Día 105, viernes 17 de febrero de 2017, san Lotoringo, Lat. 64º 48 S, Lon. 62º 39 W, Bahía Andvord.
Se acabó. No escribo más. He enfermado de belleza, me duelen los ojos, se me abre la piel. Hemos amanecido en una bahía circular toda bordada de icebergs y glaciares, sol a rabiar, y seis insolentes cuanto elegantes ballenas Minke, el equipo olímpico de natación sincronizada, han venido durante más de tres horas a danzar en la proa del Hespérides.
Las chicas antárticas de Gemma Mengual se han divertido de lo lindo con nosotros, posando coquetas para las cámaras. Las ballenas, que tienen millares de billones de neuronas y sinapsis, se han acercado al barco en son de paz, de fiesta. Botamos una zodiac con seis expedicionarios y un hermoso ejemplar de ballena —de unos ocho metros, dorso gris perla y barriga pecosa—, anduvo media hora tras el motorcito de la embarcación, siguiendo su estela tan cerca que podríamos acariciar el lomo desde la lancha.
Ni un gesto de miedo o agresivo, ningún ademán de irse: la ballena se divirtió un buen rato jugando con la zodiac, siguiéndonos por toda la bahía. Otras pasaban bajo la proa del Hespérides y salían al otro costado haciendo acrobacias, a saludar a la afición, cargada de cámaras y móviles.
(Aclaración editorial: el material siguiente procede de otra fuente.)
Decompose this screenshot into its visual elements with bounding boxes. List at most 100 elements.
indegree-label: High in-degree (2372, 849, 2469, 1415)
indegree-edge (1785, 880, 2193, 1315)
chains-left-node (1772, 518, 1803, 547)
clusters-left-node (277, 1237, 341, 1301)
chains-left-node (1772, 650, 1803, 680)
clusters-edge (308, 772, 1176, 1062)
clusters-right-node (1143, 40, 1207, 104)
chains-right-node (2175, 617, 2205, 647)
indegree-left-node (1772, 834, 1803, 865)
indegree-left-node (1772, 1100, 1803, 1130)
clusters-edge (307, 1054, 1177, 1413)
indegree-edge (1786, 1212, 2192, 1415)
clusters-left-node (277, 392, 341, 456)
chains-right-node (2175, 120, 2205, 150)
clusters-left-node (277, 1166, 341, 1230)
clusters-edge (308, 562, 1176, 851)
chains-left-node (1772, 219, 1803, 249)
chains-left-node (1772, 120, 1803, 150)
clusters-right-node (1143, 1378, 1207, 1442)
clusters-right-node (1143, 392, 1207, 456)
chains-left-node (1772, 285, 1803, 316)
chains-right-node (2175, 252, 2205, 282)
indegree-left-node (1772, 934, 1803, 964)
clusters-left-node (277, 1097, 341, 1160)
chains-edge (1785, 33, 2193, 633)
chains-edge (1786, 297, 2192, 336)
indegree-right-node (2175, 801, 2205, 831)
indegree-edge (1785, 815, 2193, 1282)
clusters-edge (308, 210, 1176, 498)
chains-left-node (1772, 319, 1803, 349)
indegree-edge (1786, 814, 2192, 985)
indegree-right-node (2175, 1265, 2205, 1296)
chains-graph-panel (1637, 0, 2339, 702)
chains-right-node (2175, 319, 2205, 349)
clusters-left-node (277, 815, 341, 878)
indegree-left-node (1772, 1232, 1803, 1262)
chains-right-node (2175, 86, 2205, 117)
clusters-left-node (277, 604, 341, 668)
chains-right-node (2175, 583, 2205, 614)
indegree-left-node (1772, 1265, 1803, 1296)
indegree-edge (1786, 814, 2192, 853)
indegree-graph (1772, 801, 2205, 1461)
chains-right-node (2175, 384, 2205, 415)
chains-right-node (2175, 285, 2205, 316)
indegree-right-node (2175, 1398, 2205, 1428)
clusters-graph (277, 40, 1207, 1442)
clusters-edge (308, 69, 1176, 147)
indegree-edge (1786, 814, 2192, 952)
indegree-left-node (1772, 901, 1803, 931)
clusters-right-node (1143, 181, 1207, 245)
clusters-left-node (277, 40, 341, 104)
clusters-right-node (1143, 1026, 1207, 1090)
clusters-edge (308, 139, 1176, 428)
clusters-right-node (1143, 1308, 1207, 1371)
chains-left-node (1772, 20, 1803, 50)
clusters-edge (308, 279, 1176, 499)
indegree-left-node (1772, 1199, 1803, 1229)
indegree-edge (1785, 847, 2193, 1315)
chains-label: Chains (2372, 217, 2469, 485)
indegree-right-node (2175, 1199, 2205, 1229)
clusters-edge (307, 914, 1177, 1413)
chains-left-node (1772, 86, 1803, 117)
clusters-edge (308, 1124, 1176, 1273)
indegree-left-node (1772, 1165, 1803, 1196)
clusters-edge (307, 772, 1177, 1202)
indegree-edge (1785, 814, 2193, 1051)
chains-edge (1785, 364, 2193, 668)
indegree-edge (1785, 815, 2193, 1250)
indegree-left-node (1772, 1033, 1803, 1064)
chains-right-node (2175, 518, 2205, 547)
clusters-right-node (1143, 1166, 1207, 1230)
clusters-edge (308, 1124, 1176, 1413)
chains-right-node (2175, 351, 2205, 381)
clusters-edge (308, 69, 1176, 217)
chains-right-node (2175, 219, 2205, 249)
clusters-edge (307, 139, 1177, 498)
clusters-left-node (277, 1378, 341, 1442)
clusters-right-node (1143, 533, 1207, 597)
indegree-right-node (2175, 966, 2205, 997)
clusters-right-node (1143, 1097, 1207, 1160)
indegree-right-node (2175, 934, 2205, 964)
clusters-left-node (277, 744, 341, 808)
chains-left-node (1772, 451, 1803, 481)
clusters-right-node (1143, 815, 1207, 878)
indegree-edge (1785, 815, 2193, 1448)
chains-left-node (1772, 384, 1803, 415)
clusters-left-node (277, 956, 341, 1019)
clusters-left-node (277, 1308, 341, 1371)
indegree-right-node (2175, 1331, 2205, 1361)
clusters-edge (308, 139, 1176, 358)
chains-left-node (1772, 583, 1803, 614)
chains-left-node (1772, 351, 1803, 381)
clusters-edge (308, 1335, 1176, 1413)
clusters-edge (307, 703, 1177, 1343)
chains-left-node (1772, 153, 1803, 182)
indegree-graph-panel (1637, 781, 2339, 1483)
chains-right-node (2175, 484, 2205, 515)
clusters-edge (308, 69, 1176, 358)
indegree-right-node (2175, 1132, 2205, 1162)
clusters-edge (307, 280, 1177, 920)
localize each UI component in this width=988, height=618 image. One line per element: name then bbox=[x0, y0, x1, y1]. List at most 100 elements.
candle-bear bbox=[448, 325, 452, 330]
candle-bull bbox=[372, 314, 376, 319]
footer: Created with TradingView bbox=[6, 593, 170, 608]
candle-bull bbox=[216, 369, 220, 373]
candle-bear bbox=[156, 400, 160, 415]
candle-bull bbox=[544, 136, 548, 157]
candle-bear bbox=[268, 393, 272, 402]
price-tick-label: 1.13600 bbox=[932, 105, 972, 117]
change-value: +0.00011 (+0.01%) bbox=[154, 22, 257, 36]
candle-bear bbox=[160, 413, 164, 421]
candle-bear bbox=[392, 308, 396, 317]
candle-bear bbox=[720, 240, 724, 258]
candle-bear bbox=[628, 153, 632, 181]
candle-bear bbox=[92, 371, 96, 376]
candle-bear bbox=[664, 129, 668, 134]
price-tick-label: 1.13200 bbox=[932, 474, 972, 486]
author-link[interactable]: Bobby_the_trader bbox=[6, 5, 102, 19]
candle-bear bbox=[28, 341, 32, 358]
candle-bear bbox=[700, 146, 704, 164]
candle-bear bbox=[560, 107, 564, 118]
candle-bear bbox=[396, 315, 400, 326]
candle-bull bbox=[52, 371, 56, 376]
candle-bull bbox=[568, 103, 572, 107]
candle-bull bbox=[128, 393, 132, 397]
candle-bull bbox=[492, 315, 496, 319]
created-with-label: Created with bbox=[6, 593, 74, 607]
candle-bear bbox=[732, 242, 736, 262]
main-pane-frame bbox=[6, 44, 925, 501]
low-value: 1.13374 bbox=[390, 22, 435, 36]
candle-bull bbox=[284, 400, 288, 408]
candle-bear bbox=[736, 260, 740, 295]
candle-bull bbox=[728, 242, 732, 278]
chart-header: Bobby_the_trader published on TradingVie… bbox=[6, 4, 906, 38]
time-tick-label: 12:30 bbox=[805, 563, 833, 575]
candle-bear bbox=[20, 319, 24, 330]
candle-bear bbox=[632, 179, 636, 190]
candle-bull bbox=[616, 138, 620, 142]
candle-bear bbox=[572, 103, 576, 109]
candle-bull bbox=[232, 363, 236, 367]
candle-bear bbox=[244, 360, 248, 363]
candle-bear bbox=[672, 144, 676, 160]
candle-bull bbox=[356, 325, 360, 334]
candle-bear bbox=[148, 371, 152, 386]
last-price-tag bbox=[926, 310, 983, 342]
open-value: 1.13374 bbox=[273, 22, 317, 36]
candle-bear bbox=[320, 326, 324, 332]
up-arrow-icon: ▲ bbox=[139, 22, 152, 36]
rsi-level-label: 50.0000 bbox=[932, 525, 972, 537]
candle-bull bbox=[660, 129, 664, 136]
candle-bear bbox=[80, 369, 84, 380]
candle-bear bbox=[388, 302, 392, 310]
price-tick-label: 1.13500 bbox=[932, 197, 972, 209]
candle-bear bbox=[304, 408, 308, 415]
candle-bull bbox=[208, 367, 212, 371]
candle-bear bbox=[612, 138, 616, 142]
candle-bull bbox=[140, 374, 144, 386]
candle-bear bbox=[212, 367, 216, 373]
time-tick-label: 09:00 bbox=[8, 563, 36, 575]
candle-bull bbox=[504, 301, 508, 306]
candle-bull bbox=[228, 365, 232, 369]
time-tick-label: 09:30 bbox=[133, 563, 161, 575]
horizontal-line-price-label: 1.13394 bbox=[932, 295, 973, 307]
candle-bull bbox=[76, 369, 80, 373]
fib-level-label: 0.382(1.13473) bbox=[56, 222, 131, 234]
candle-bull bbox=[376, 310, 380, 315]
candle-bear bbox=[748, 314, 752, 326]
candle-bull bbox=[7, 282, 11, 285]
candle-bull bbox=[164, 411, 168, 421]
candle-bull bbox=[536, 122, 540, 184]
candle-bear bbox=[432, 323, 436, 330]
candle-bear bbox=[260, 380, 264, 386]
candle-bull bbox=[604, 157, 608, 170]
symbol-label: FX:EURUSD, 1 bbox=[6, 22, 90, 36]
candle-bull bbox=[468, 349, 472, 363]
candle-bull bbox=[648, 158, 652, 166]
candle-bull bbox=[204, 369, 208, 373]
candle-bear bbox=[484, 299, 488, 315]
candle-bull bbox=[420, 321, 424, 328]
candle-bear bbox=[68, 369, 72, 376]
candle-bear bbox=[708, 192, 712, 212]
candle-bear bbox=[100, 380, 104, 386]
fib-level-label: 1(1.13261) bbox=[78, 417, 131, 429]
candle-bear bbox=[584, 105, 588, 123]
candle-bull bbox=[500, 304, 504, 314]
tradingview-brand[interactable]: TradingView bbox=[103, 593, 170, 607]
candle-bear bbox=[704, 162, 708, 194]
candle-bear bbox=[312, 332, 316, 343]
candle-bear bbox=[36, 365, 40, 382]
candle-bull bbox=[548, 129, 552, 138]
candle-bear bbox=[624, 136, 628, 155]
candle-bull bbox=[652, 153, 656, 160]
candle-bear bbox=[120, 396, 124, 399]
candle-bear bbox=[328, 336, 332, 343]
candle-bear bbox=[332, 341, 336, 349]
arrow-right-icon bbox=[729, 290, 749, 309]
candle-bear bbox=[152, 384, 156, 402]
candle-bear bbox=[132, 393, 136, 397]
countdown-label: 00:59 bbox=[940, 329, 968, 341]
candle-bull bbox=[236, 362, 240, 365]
Ha sido tan fuerte que no lo pude soportar; me he desmayado. He sufrido una conmoción emocional. Me han tenido que reanimar frotándome trozos de hielo. A lo lejos, el sol derrite una ladera y oímos la nieve rodar, y el estruendo de glaciares que crujen. Salvo este trueno, y los surtidores y el canto de las ballenas [«antes de amar, cantan», escribe Sender], el resto es paz y silencio. Estoy cegado por la belleza. Herido por la luz, el viento y el agua. Dimito.